Er zog das Boot heran und stieg ein. Der Roboter folgte ihm mit insektenhafter Gelenkigkeit. Der Motor summte auf. Die Flüssigkeit schäumte wie geschlagenes Eiweiß. Sie zogen eine Wolkenspur von Flocken hinter sich her, hauchdünne Hohlkugeln wie von einem Seifenblasenspiel, Tausende von weißtrüben Kaninchenaugen mit roten Pupillen, die sinnlos über die sanft wallende Oberfläche hetzten. Dieses trübe Gestöber legte sich wie ein Vorhang vor Sid, der die Hände an die Brüstung klammerte und ihnen mit weit geöffneten Augen nachsah.
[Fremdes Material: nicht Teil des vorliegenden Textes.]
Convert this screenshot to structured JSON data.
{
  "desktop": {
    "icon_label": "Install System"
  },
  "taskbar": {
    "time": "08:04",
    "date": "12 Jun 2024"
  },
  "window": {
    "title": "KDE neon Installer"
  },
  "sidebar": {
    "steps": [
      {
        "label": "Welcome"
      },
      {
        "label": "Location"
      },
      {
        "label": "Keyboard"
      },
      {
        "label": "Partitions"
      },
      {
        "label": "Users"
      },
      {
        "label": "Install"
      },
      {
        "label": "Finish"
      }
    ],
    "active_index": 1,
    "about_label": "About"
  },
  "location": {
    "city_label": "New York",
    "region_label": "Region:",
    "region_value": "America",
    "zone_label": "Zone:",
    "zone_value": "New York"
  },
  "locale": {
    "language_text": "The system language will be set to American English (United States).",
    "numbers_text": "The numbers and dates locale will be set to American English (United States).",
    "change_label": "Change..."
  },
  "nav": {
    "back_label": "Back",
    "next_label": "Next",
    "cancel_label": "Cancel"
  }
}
Das Weiß umspülte sie und schien sie in sich hineinzusaugen, das Rot schwelte darüber; sein glühendes Zentrum war nach rechts gewandert. Das Weiß rührte von Myriaden mikroskopisch kleiner Gallertkügelchen her, die im Wasser trieben. Das Rot war der Glanz der Sonne Heyse II, der von jenseits des Horizonts herübersickerte. Es wanderte waagrecht weiter, weil sich die automatische Wachtstation am Nordpol des Planeten befand. Es war Winter, wenn man unter diesen kaum wechselnden, eintönigen Klimabedingungen von Jahreszeiten sprechen wollte.
»Welche Temperatur?« fragte Eric und unterbrach den anlaufenden Schaltvorgang noch im selben Moment. »Ach, laß es, es ist gleichgültig.«
Er spürte die laue, seltsam trockene Luft im Fahrtwind über seine Schläfen streichen. Er brauchte Euklid nicht. Er fuhr zu jenem Gebilde, dessen Emportauchen aus der endlosen Flüssigkeitswüste die automatische Station vor einem halben Jahr gemeldet hatte. Er befand sich auf jenem Planeten, der schon zwei Erkundungstrupps gefressen hatte. Ihn leitete ein Befehl. Der Traum hatte sich in ein unauffindbares Versteck in seinem Kopf zurückgezogen.